Tuesday, June 25, 2024
AMBULANCE TIMES CRITICISED

AMBULANCE TIMES CRITICISED

THE Down Community Health Committee has hit out at “the depressingly poor emergency ambulance response times in Newry, Mourne and Down”. The group issued a statement containing this criticism after it received a response to a freedom of information request on times it had submitted to the Northern Ireland Ambulance Service (NIAS).

‘Whilst the regional mean response time to a Category 1 call – the most serious classification of calls to NIAS – is 11 minutes and three seconds, that for Newry, Mourne and Down is 16 minutes and three seconds,’ it read. ‘However, further analysis reveals that that for the Downpatrick electoral area is 18 minutes, that for Slieve Croob is 17 minutes and three seconds, and that for the Mourne area is 22 minutes and 15 seconds. ‘There is also a significant difference in response times to the Category 2 (very urgent) calls.  ‘The statistics reveal that the regional response time average is 37 minutes 39 seconds, but that for Newry, Mourne and Down averages 47 minutes and 56 seconds. ‘The Downpatrick electoral area response time is 52 minutes and 32 seconds, that for Slieve Croob 54 minutes and nine seconds, and that for the Mourne area was 26 minutes and 53 seconds.’

The statement added that Down Community Health Committee ‘recognises the magnificent work done by staff at all levels within NIAS, a service that is grossly underfunded’. Speaking on the matter, committee chair Eamonn McGrady said that “the simple fact of the matter is that there is a business case that was intended to increase staffing levels within NIAS, with a particular focus on improving the standard of service in rural areas across Northern Ireland, gathering dust in Stormont”. “Whilst clearly the absence of a functioning Executive must have some impact in this regard, one would have thought that this was an issue on which there would be cross-party support, and that, therefore, a decision could be taken by the permanent secretary, on behalf of the Department of Health, enjoying cross-party and indeed, more importantly, cross-community support,” he stated. “Clearly, there are very challenging financial circumstances at Stormont at the moment, but the failure to invest the appropriate resources has direct and immediate consequences for human life and the quality of human life across our district.”

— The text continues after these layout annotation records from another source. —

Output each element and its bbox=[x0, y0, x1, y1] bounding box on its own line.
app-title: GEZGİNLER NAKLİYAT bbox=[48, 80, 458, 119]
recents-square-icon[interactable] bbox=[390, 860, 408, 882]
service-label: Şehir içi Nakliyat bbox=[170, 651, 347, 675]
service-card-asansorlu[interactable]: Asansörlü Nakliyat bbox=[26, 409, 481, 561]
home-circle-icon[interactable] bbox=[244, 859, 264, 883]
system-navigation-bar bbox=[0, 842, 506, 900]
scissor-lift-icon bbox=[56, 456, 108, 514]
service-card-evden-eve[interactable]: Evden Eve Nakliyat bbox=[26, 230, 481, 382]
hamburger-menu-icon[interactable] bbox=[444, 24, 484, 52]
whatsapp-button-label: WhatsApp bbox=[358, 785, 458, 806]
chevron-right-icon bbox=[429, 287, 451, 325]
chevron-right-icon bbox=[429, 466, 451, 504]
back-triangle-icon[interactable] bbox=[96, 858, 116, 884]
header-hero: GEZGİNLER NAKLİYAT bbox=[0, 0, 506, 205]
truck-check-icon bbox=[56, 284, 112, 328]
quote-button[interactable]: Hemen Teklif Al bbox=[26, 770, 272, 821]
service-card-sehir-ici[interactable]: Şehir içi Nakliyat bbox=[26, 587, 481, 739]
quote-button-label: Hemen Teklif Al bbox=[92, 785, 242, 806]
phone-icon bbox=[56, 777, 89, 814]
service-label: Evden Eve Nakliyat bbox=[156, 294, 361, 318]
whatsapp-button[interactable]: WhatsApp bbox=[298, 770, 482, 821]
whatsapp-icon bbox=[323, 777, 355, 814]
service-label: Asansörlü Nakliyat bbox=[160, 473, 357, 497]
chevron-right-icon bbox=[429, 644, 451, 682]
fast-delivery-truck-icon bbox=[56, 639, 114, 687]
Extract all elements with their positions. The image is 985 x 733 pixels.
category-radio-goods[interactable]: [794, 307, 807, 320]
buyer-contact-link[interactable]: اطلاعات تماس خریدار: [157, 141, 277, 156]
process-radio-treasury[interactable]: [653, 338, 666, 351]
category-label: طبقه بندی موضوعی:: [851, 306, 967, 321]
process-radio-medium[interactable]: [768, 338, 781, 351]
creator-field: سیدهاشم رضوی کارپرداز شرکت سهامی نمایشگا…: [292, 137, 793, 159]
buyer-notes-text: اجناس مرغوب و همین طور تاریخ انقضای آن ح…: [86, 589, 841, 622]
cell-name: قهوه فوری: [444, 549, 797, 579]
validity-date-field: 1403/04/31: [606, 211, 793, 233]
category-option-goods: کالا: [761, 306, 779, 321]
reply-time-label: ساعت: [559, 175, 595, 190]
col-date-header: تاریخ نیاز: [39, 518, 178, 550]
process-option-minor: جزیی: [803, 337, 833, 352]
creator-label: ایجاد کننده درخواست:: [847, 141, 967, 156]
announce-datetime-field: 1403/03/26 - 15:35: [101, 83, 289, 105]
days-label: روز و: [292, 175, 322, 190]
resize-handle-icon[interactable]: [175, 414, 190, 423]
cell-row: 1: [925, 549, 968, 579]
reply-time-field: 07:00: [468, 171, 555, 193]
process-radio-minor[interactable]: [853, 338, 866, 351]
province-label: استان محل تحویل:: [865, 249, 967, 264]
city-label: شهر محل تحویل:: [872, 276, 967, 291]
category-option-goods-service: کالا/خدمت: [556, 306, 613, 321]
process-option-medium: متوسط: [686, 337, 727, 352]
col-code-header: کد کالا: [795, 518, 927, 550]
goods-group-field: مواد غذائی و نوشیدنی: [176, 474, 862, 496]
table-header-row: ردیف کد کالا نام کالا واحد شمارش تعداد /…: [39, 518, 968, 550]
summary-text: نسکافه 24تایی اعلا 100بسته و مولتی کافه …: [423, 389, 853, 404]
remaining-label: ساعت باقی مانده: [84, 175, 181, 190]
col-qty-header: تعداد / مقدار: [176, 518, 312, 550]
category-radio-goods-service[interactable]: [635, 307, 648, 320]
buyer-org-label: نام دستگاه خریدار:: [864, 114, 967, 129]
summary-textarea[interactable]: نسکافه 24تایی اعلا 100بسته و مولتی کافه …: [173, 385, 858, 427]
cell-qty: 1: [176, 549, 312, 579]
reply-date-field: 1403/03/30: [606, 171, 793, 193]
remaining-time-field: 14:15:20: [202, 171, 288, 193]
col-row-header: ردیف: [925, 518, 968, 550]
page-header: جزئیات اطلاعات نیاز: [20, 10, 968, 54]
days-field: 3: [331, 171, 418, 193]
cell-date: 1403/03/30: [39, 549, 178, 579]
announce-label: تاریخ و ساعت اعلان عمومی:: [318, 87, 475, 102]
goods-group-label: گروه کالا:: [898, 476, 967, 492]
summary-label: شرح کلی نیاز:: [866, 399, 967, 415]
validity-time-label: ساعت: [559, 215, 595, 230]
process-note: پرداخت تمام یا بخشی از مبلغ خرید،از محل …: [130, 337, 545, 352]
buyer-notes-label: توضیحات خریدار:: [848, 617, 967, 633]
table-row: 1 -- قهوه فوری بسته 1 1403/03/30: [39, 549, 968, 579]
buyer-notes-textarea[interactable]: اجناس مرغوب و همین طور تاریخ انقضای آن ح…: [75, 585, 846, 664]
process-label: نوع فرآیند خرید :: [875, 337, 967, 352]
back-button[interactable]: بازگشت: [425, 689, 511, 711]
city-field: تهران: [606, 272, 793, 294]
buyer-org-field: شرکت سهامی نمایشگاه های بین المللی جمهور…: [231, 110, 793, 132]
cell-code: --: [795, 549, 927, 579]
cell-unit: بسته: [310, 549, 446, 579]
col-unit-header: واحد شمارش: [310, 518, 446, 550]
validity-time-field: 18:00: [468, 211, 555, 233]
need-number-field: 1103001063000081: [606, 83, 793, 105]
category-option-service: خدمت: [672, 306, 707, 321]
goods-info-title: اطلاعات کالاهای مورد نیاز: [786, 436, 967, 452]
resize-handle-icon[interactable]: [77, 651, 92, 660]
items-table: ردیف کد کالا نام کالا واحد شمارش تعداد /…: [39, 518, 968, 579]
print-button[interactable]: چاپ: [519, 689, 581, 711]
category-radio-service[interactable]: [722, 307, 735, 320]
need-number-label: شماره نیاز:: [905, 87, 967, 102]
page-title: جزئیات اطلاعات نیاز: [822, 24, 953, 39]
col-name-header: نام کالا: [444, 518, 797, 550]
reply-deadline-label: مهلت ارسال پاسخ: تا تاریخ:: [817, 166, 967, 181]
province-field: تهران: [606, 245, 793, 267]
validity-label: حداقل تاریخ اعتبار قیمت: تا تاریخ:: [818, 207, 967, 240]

Mr McGrady added that this issue “must be addressed” and that “any further delay is totally unacceptable”. “It is a particular concern that the response times are so bad for the Downpatrick electoral area,” he concluded. “It’s hard to believe that the area including the county town should suffer again in such a way, and it is most important that steps are taken to improve these responses. “The time has come to end the discrimination against rural communities in all aspects of healthcare provision, but, in particular, to address the service quality impact on local communities.” When contacted for comment, a NIAS spokesperson said: “NIAS has previously highlighted the challenges faced in terms of ambulance response across the region, and we, again, apologise for any delays experienced by patients. “NIAS continues to engage with Department of Health in respect of the previously submitted business case, which is designed to realise the benefits of the proposed clinical response model.” The department was also contacted, but had not responded at the time of going to press.